La rose ‘Hommage à Soupert et Notting’, baptisée en 2006, commémore le 150e anniversaire de la commercialisation des premières roses luxembourgeoises. La rose ‘Grande Duchesse Maria Teresa de Luxembourg’, baptisée en 2007, commémore le Congrès Mondial des Sociétés de Roses tenu à Luxembourg. La rose ‘Bonjour Luxembourg’ promotion 2013, commémore la 1050e anniversaire de la Ville de Luxembourg. ‘Aline Mayrisch Rose’, baptisée en 2015, commémore le 100e anniversaire de la Croix-Rouge luxembourgeoise.
Photo ci-contre :
Inauguration du Jardin de Roses du Blannenheem en présence
de Son Altesse Royale la Princesse Alexandra, mardi, 21 juin 2016 à Rollingen. Photo de l’association
Depuis 2013, des actions populaires multiples autour de la rose par l’ASBL Patrimoine Roses pour le Luxembourg
L’ASBL ‘Patrimoine Roses pour le Luxembourg’ élargit et diversifie le terrain d’action des Rousefrënn, à travers des projets populaires au Luxembourg, en stimulant la plantation de roses nouvelles et anciennes dans les jardins privés et publics.
Remettre le patrimoine rosier dans les têtes, les cœurs et les jardins.

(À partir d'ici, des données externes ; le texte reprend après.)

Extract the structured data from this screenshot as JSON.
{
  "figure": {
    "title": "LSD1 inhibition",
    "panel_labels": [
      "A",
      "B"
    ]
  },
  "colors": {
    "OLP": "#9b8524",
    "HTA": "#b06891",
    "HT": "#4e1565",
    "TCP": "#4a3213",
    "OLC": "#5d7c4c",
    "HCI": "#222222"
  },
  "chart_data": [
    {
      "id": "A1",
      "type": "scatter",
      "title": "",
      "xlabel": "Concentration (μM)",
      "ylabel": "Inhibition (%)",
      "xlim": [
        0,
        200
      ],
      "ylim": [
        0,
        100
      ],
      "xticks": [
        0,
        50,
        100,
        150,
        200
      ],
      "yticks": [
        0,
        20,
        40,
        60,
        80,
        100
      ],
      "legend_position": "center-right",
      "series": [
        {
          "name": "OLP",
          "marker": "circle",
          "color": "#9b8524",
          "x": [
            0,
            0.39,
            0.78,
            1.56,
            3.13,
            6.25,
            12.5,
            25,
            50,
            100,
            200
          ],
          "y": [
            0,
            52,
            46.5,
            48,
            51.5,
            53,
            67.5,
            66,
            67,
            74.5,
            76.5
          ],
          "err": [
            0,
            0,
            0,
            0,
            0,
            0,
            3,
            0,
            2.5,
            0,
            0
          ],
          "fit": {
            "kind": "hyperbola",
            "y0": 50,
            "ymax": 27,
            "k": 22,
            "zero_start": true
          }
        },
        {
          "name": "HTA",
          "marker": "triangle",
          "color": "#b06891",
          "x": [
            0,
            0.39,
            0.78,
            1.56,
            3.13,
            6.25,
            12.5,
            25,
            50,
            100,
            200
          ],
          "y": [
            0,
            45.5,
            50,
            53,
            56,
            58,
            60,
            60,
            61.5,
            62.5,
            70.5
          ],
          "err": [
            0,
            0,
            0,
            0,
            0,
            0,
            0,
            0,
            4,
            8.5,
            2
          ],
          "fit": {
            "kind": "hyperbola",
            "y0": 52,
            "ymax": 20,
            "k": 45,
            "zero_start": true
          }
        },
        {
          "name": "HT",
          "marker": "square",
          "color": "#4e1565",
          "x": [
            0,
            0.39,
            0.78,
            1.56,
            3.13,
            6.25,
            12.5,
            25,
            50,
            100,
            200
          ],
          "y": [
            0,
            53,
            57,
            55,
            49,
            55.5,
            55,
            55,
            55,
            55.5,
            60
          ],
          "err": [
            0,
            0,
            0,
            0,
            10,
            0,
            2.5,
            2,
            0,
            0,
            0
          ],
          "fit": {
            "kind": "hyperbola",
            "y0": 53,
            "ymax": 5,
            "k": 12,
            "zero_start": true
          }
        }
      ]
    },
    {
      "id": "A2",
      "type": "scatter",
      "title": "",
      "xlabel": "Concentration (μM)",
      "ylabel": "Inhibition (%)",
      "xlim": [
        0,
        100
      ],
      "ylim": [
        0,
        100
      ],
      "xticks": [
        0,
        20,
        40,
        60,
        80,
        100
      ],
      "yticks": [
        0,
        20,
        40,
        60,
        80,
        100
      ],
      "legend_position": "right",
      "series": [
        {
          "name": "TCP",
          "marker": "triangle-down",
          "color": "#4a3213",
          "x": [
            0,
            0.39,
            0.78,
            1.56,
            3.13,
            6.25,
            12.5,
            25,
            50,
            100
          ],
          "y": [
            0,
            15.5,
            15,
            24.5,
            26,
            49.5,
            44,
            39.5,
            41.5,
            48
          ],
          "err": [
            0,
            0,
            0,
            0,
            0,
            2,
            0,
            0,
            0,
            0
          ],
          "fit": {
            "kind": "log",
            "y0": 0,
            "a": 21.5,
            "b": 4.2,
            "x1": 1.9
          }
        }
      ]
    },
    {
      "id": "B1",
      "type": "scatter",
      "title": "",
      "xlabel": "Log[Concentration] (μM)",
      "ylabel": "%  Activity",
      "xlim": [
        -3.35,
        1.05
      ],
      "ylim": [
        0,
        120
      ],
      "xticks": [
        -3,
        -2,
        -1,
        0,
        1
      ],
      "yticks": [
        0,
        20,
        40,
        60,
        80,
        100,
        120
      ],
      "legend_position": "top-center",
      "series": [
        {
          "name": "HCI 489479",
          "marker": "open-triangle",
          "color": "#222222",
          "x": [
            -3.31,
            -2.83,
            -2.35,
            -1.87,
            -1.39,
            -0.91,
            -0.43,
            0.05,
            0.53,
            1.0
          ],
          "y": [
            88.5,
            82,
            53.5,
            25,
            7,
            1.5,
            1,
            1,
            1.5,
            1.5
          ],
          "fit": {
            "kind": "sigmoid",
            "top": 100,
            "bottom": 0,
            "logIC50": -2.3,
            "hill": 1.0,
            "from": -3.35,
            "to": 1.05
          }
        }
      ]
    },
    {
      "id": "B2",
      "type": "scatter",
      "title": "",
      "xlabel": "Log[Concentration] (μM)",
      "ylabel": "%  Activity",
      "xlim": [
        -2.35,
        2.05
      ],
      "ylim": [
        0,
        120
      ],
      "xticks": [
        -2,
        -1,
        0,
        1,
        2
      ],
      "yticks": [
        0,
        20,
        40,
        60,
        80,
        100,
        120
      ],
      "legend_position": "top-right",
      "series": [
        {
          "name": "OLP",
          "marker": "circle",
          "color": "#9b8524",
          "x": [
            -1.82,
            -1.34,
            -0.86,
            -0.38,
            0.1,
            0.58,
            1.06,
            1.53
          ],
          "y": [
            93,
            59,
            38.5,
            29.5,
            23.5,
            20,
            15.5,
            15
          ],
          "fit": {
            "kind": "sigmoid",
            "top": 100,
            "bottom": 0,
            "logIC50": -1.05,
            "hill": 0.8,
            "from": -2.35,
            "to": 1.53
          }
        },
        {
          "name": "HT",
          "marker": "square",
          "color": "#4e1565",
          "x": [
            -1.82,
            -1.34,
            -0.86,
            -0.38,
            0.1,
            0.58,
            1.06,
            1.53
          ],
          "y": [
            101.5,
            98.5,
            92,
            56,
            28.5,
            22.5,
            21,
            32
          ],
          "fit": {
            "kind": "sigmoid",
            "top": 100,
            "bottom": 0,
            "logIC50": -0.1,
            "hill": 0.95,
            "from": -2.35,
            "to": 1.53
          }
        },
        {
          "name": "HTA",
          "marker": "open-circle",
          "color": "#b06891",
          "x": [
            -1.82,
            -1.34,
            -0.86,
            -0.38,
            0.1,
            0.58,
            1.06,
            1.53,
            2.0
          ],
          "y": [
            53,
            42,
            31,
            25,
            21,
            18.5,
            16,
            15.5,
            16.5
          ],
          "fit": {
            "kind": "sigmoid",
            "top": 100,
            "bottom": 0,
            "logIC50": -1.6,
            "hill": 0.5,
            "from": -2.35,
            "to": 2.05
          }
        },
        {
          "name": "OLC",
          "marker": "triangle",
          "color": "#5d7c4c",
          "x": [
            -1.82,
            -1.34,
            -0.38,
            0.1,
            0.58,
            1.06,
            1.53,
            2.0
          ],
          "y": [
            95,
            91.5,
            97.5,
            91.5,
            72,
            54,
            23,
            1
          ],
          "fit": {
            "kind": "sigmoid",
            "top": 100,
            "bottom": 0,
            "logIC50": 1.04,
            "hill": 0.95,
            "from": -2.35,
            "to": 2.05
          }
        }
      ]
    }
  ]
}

Le principe suivant est appliqué : si on veut sauver le patrimoine rosier, il faut intéresser et sensibiliser la population, les pouvoirs publics, les médias et la jeunesse. De ce fait, les actions suivantes sont entreprises : ventes régulières de rosiers luxembourgeois anciens et modernes, création de jardins de roses, inaugurations publiques de ces jardins, création d’un Réseau National de Jardins de Roses, conférences, conférences-dîners des Roses, Dîners des roses avec remises de chèques à des associations caritatives, visites de jardins, voyages de jardins, cours de taille, pique-niques sur l’herbe, concours de dessin pour jeunes, Newsletter, sensibilisation à travers des communiqués de presse, des articles de journaux, d’autres publications ; création d’une ligne d’objets déclinés autour de la rose, comme ambassadeurs matériels du message de renouveau rosier; coopération avec de nombreuses institutions, ambassades, associations, personnes privées, etc. Un large groupe de bénévoles convivial soutient ces actions.